MultiVENT: Multilingual Videos of Events with Aligned Natural Text

Kate Sanders,David Etter,Reno Kriz,Benjamin Van Durme
2023-07-07
Abstract:Everyday news coverage has shifted from traditional broadcasts towards a wide range of presentation formats such as first-hand, unedited video footage. Datasets that reflect the diverse array of multimodal, multilingual news sources available online could be used to teach models to benefit from this shift, but existing news video datasets focus on traditional news broadcasts produced for English-speaking audiences. We address this limitation by constructing MultiVENT, a dataset of multilingual, event-centric videos grounded in text documents across five target languages. MultiVENT includes both news broadcast videos and non-professional event footage, which we use to analyze the state of online news videos and how they can be leveraged to build robust, factually accurate models. Finally, we provide a model for complex, multilingual video retrieval to serve as a baseline for information retrieval using MultiVENT.
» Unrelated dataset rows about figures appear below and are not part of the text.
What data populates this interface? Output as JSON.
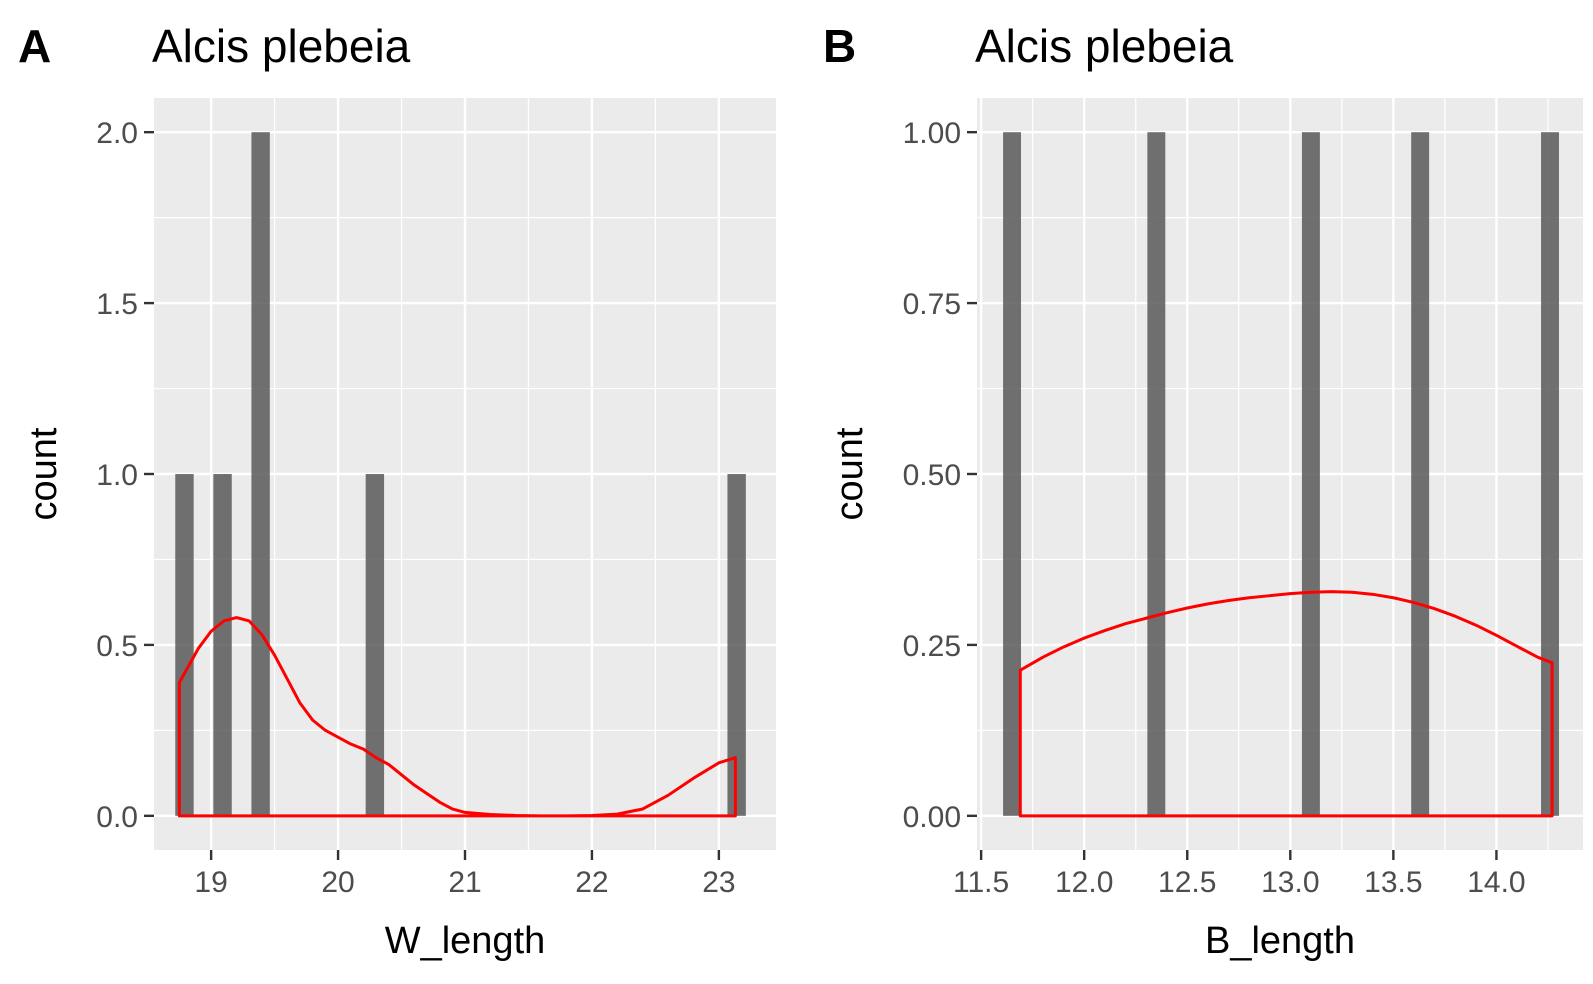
{
  "chart_data": [
    {
      "type": "bar",
      "panel_label": "A",
      "title": "Alcis plebeia",
      "xlabel": "W_length",
      "ylabel": "count",
      "xlim": [
        18.55,
        23.45
      ],
      "ylim": [
        -0.1,
        2.1
      ],
      "x_major_ticks": [
        19,
        20,
        21,
        22,
        23
      ],
      "x_tick_labels": [
        "19",
        "20",
        "21",
        "22",
        "23"
      ],
      "y_major_ticks": [
        0,
        0.5,
        1,
        1.5,
        2
      ],
      "y_tick_labels": [
        "0.0",
        "0.5",
        "1.0",
        "1.5",
        "2.0"
      ],
      "bar_width": 0.145,
      "bars": [
        {
          "x": 18.79,
          "count": 1
        },
        {
          "x": 19.09,
          "count": 1
        },
        {
          "x": 19.39,
          "count": 2
        },
        {
          "x": 20.29,
          "count": 1
        },
        {
          "x": 23.14,
          "count": 1
        }
      ],
      "density_outline": {
        "color": "#ff0000",
        "x": [
          18.75,
          18.9,
          19.0,
          19.1,
          19.2,
          19.3,
          19.4,
          19.5,
          19.6,
          19.7,
          19.8,
          19.9,
          20.0,
          20.1,
          20.2,
          20.3,
          20.4,
          20.5,
          20.6,
          20.7,
          20.8,
          20.9,
          21.0,
          21.2,
          21.4,
          21.6,
          21.8,
          22.0,
          22.2,
          22.4,
          22.6,
          22.8,
          23.0,
          23.13
        ],
        "y": [
          0.39,
          0.49,
          0.54,
          0.57,
          0.58,
          0.57,
          0.53,
          0.47,
          0.4,
          0.33,
          0.28,
          0.25,
          0.23,
          0.21,
          0.195,
          0.17,
          0.15,
          0.12,
          0.09,
          0.065,
          0.04,
          0.02,
          0.01,
          0.004,
          0.001,
          0.0,
          0.0,
          0.001,
          0.005,
          0.02,
          0.06,
          0.11,
          0.155,
          0.17
        ]
      },
      "grid": true
    },
    {
      "type": "bar",
      "panel_label": "B",
      "title": "Alcis plebeia",
      "xlabel": "B_length",
      "ylabel": "count",
      "xlim": [
        11.48,
        14.42
      ],
      "ylim": [
        -0.05,
        1.05
      ],
      "x_major_ticks": [
        11.5,
        12.0,
        12.5,
        13.0,
        13.5,
        14.0
      ],
      "x_tick_labels": [
        "11.5",
        "12.0",
        "12.5",
        "13.0",
        "13.5",
        "14.0"
      ],
      "y_major_ticks": [
        0,
        0.25,
        0.5,
        0.75,
        1.0
      ],
      "y_tick_labels": [
        "0.00",
        "0.25",
        "0.50",
        "0.75",
        "1.00"
      ],
      "bar_width": 0.087,
      "bars": [
        {
          "x": 11.65,
          "count": 1
        },
        {
          "x": 12.35,
          "count": 1
        },
        {
          "x": 13.1,
          "count": 1
        },
        {
          "x": 13.63,
          "count": 1
        },
        {
          "x": 14.26,
          "count": 1
        }
      ],
      "density_outline": {
        "color": "#ff0000",
        "x": [
          11.69,
          11.8,
          11.9,
          12.0,
          12.1,
          12.2,
          12.3,
          12.4,
          12.5,
          12.6,
          12.7,
          12.8,
          12.9,
          13.0,
          13.1,
          13.2,
          13.3,
          13.4,
          13.5,
          13.6,
          13.7,
          13.8,
          13.9,
          14.0,
          14.1,
          14.2,
          14.27
        ],
        "y": [
          0.213,
          0.232,
          0.247,
          0.26,
          0.271,
          0.281,
          0.289,
          0.297,
          0.304,
          0.31,
          0.315,
          0.319,
          0.322,
          0.325,
          0.327,
          0.328,
          0.327,
          0.324,
          0.319,
          0.312,
          0.303,
          0.292,
          0.279,
          0.264,
          0.248,
          0.232,
          0.224
        ]
      },
      "grid": true
    }
  ]
}
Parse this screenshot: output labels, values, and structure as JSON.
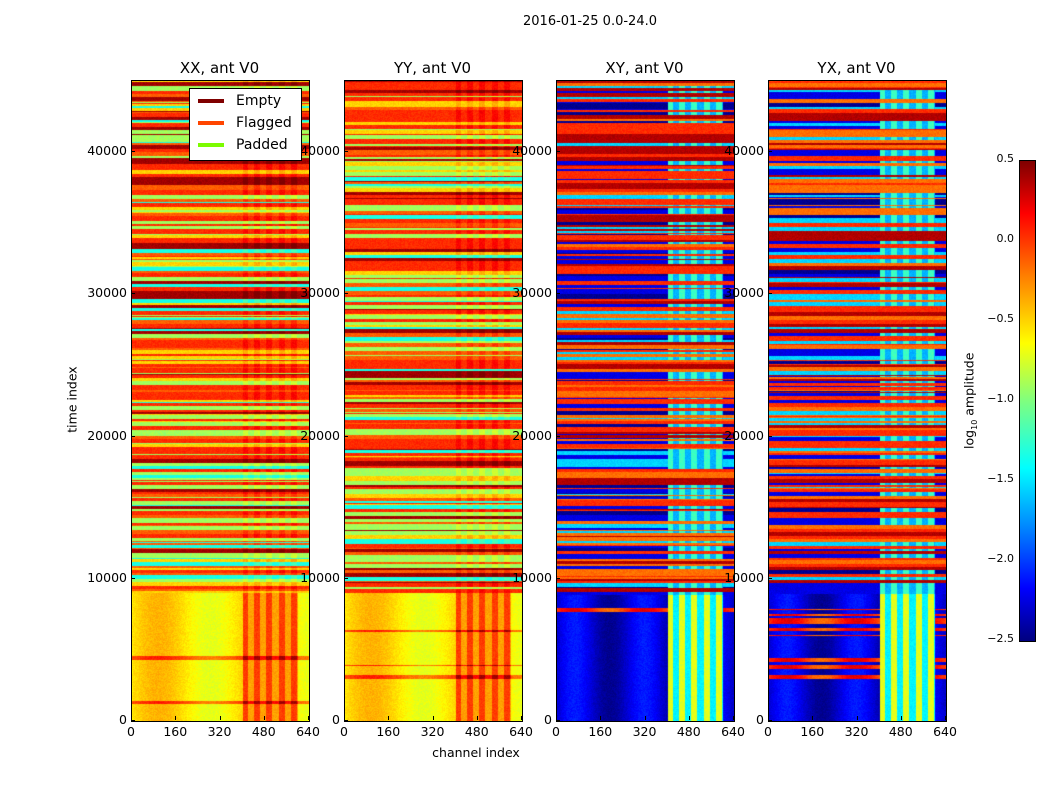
{
  "chart_data": {
    "type": "heatmap",
    "title": "2016-01-25 0.0-24.0",
    "xlabel": "channel index",
    "ylabel": "time index",
    "xlim": [
      0,
      640
    ],
    "ylim": [
      0,
      45000
    ],
    "xticks": [
      "0",
      "160",
      "320",
      "480",
      "640"
    ],
    "yticks": [
      "0",
      "10000",
      "20000",
      "30000",
      "40000"
    ],
    "panels": [
      {
        "title": "XX, ant V0",
        "kind": "parallel"
      },
      {
        "title": "YY, ant V0",
        "kind": "parallel"
      },
      {
        "title": "XY, ant V0",
        "kind": "cross"
      },
      {
        "title": "YX, ant V0",
        "kind": "cross"
      }
    ],
    "legend": {
      "placement": "top-right of first panel",
      "entries": [
        {
          "label": "Empty",
          "color": "#800000"
        },
        {
          "label": "Flagged",
          "color": "#ff4500"
        },
        {
          "label": "Padded",
          "color": "#7cfc00"
        }
      ]
    },
    "colorbar": {
      "label": "log10 amplitude",
      "label_main": "log",
      "label_sub": "10",
      "label_rest": " amplitude",
      "colormap": "jet",
      "range": [
        -2.5,
        0.5
      ],
      "ticks": [
        "0.5",
        "0.0",
        "−0.5",
        "−1.0",
        "−1.5",
        "−2.0",
        "−2.5"
      ]
    }
  }
}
Information Retrieval,Computer Vision and Pattern Recognition,Multimedia
What problem does this paper attempt to address?
### Problems the Paper Attempts to Solve This paper aims to address the limitations of existing news video datasets, particularly their focus on traditional English news broadcasts while neglecting multilingual and multimodal online news video content. Specifically, the paper raises the following key issues: 1. **Insufficient Multilingual Coverage**: Existing news video datasets primarily contain English content and lack coverage of organically and naturally generated content in other languages. 2. **Lack of Content Diversity**: Current datasets mainly focus on traditional news broadcasts and fail to include non-professional first-hand video footage, which is becoming increasingly important in modern news reporting. 3. **Information Bias**: Due to the "translationese" problem in the translation process, existing multilingual datasets may contain unnatural content biases. To address these issues, the paper constructs a dataset named **MultiVENT**, which includes multilingual, event-centric videos and their corresponding natural text descriptions. MultiVENT comprises news broadcast videos and non-professional event videos, covering 5 target languages (Arabic, Chinese, English, Korean, and Russian), aiming to provide a more comprehensive and multi-perspective sample of event reporting. Through MultiVENT, the authors hope to explore and analyze the diversity and characteristics of online news videos and provide a baseline model (MultiCLIP) for complex multilingual video retrieval tasks to support the development of information retrieval systems.